Reliability Tests
The Voice Verification system template matching algorithm has been tested with voice samples taken from the XM2VTS Database, as well as with voice samples from Neurotechnology's internal dataset. Two datasets included fixed phrases pronounced by all subjects within a particular dataset, and one dataset included unique phrases for each subject.
Gallery and probe were populated in this way:
- Gallery – each voice sample from each source dataset was truncated to 9 seconds by removing excessive part at the end.
-
Probe – each voice sample from each source dataset was processed in this way:
- Each voice sample was truncated to 9 seconds by removing excessive part at the end and added to the probe
- The truncated 9-second samples were cut into three 3-second samples, thus adding three additional samples out of each original sample to the probe.
- The truncated 9-second samples were truncated again to 6 seconds by removing excessive part at the end and added to the probe.
- The truncated 9-second samples were truncated again to 6 seconds by removing excessive part at the beginning and added to the probe.
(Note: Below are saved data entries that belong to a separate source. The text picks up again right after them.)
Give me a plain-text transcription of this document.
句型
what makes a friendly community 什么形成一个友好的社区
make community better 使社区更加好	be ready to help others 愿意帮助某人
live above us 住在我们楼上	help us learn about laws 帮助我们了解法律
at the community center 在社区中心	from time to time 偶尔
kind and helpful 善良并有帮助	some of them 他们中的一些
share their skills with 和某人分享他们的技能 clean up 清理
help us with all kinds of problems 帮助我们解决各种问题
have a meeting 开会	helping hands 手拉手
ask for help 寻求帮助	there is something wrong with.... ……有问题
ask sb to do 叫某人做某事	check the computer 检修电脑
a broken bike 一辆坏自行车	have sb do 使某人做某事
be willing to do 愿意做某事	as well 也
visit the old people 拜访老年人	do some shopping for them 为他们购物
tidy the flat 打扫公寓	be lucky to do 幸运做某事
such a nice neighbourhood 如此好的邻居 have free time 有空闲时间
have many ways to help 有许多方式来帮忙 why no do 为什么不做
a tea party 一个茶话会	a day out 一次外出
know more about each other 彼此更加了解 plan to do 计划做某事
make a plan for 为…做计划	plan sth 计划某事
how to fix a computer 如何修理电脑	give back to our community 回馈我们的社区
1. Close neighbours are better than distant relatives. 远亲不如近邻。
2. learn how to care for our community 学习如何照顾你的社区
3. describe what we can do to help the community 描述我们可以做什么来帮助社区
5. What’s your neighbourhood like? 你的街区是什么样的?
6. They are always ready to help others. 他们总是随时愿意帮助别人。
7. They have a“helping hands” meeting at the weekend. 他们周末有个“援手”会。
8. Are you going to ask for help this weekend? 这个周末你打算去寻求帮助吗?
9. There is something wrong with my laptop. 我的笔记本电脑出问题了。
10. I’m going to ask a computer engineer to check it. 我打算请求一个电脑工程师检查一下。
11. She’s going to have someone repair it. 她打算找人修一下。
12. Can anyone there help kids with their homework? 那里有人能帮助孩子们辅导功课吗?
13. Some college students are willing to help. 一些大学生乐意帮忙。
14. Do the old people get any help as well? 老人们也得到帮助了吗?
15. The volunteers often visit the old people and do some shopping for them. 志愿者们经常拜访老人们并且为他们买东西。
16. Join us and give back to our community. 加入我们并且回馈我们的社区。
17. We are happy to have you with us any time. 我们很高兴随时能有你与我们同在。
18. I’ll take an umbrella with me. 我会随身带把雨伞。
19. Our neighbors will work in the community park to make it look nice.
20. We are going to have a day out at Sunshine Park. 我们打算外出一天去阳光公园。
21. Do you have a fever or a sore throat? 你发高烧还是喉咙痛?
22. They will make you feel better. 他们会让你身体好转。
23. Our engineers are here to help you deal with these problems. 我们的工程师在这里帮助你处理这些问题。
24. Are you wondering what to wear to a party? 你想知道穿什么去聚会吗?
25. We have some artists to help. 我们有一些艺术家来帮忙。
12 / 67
Voiceprint datasets used for Voice Verification system engine testing | |||
---|---|---|---|
Experiment 1 | Experiment 2 | Experiment 3 | |
Source data | XM2VTS (phrase 1) |
Neurotechnology internal dataset 1 | Neurotechnology internal dataset 2 |
Fixed/unique phrase | Fixed | Fixed | Unique |
Subjects in the dataset | 295 | 42 | 42 |
Recording sessions per subject | 8 | 1 - 10 | 1 - 10 |
Total gallery size (voice samples) | 2,360 | 305 | 309 |
Total probe size (voice samples) | 14,160 | 1,830 | 1,854 |
Total number of template comparisons | 16,687,566 | 261,960 | 269,100 |
Two tests were performed during each experiment:
- Test 1 used compact template extraction model, designed for Android platform. The reliability of matching the extracted templates is shown as red curves on the ROC charts.
- Test 2 used large template extraction model, designed for Server platform. The reliability of matching the extracted templates is shown as blue curves on the ROC charts.
Receiver operation characteristic (ROC) curves are usually used to demonstrate the recognition quality of an algorithm. ROC curves show the dependence of false rejection rate (FRR) on the false acceptance rate (FAR). Charts with ROC curves for each of the experiments are available above.
Voice Verification 2024.1 engine reliability tests | ||||||
---|---|---|---|---|---|---|
Exp. 1 | Exp. 2 | Exp. 3 | ||||
Test 1 | Test 2 | Test 1 | Test 2 | Test 1 | Test 2 | |
EER | 0.1982 % | 0.1246 % | 0.5041 % | 0.3971 % | 0.5643 % | 0.3516 % |
FRR at 1 % FAR | 0.0263 % | 0.0040 % | 0.4282 % | 0.0634 % | 0.4174 % | 0.2783 % |
FRR at 0.1 % FAR | 0.3595 % | 0.1757 % | 2.4100 % | 1.3160 % | 1.5920 % | 0.8040 % |
FRR at 0.01 % FAR | 1.3890 % | 0.8037 % | 7.4850 % | 4.7100 % | 6.3080 % | 3.0770 % |